Este sistema de extração funciona com filtro, pelo que integra a dripping experience do Slow Coffee. Chama-se“V60” porque o porta-filtro tem um ângulo de 60 graus. Porque o filtro é colocado sobre uma superfície ligeiramente irregular, o café moído expande durante a filtragem. A forma cónica do filtro permite-lhe filtrar de forma homogénea, forçando o fluxo de água para o centro e extraindo assim as melhores propriedades do café. O orifício de saída da bebida é maior do que o habitual, o que lhe confere melhor sabor pela velocidade controlada da passagem da água. A qualidade do próprio filtro garante ainda que o sabor final é o mais puro possível. 
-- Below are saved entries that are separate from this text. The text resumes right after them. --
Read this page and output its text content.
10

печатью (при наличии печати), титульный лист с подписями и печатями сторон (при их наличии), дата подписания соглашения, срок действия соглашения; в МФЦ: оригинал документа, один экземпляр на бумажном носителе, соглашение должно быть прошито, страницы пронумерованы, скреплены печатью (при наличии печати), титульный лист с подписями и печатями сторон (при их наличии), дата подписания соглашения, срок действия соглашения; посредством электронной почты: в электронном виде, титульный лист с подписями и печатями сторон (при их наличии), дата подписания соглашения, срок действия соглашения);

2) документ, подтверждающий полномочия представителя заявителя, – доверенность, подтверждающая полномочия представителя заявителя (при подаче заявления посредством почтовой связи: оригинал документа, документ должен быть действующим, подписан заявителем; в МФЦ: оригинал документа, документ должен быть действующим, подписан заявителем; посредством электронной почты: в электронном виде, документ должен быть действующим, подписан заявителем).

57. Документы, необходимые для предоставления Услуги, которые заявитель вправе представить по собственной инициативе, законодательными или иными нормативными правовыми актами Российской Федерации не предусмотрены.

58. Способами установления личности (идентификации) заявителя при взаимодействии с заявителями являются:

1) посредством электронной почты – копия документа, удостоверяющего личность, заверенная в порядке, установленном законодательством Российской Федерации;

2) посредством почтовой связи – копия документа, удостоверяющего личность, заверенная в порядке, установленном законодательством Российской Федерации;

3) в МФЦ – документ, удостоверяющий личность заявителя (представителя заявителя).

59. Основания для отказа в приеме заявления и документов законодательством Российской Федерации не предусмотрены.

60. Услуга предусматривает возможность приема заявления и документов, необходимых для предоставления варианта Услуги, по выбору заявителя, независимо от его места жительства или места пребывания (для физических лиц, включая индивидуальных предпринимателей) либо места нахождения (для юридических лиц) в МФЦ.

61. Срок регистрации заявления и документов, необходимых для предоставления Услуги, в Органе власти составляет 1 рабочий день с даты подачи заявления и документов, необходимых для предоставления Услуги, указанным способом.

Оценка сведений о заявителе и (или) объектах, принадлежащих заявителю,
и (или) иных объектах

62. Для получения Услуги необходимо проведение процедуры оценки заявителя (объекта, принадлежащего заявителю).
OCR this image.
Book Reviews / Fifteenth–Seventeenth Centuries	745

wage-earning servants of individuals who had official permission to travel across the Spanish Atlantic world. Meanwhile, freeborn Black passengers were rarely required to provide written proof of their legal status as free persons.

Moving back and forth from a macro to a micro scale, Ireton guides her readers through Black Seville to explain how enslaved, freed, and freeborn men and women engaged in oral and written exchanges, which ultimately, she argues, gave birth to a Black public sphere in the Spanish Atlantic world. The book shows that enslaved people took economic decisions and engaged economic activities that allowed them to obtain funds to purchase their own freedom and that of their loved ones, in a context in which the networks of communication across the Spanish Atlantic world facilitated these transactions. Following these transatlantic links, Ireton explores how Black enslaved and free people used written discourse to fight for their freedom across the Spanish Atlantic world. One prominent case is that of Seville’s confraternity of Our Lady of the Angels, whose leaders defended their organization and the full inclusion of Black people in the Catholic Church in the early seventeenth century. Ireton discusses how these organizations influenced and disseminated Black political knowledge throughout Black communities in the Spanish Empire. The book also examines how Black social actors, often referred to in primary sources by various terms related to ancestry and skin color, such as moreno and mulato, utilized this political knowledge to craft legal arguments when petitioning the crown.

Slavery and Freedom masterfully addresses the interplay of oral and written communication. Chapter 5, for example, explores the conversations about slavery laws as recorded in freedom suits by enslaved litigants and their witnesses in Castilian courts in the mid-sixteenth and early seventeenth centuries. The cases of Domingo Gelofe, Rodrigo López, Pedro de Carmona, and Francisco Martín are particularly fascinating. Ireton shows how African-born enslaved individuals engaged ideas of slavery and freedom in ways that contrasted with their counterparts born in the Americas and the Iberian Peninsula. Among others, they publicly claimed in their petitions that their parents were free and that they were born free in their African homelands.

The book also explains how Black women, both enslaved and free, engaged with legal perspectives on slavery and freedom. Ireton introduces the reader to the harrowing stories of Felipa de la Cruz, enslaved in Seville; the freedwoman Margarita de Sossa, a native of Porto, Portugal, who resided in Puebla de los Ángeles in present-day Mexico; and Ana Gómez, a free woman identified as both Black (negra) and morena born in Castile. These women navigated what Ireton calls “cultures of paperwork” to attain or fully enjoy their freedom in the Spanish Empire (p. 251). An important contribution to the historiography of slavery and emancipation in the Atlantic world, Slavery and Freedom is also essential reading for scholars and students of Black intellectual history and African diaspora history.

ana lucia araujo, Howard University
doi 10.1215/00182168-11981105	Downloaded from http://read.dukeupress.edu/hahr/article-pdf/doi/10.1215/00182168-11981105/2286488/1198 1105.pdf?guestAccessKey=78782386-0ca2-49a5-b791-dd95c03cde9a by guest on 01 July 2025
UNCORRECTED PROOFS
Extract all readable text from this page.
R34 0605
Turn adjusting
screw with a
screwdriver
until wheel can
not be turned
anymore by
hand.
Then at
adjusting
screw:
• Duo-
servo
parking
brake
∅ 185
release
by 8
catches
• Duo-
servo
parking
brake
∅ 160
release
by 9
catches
Para a V60, o café mais indicado é o do blend “Costa Rica, Índia, Tanzânia & Timor”. Com um ligeiro toque de especiarias indianas e notas de avelã e amêndoa torrada da Tanzânia, representa uma viagem sensorial por estes continentes.

Balão

O método de preparação de café a vácuo na cafeteira de balão surgiu na Alemanha durante o século XIX. A cafeteira funciona segundo o princípio de expansão e concentração dos vapores de água, pelo que utilizá-la é entrar numa experiência muito sensorial que faz lembrar um laboratório em ação. A preparação do café neste equipamento permite, também, um ritual de partilha, uma vez que o balão proporciona doses maiores da bebida. E porque as melhores coisas da vida são as que partilhamos com aqueles de quem gostamos, o balão é o equipamento ideal para encontros de família ou amigos, numa pressing experience deliciosa e saboreada ao ralenti.

“Colômbia, Etiópia, Guatemala & Uganda” é o blend de café certo para usar com este balão, já que é encorpado e achocolatado, com notas de castanhas, florais e tropicais da Colômbia.

Chemex

É um sistema de extração antigo que permite obter os sabores e os aromas mais claros do café. A cafeteira Chemex é um recipiente de peça única em forma de ampulheta, feito de vidro resistente ao calor e de alta qualidade. Foi criada em 1941 por Peter Schlumbohm, um inventor alemão que ficou para sempre conhecido como o “Chemex Coffeemaker” (o fazedor de café Chemex). A invenção — que mais tarde foi apelidada de “uma síntese de lógica e de loucura” — foi sobrevivendo ao longo das décadas e é hoje, nesta versão atual, um ícone de design internacional, estando inclusivamente exposta no Museum of Modern Art (MoMA) em Nova Iorque.

No caso da Chemex do Slow Coffee, concebida para uma dripping experience, recomenda-se a utilização do blend “Colômbia & Etiópia”, que mistura notas de cacau, caramelo e acidez vibrante com o aroma floral da Etiópia, com notas de fruta, cacau e cereal.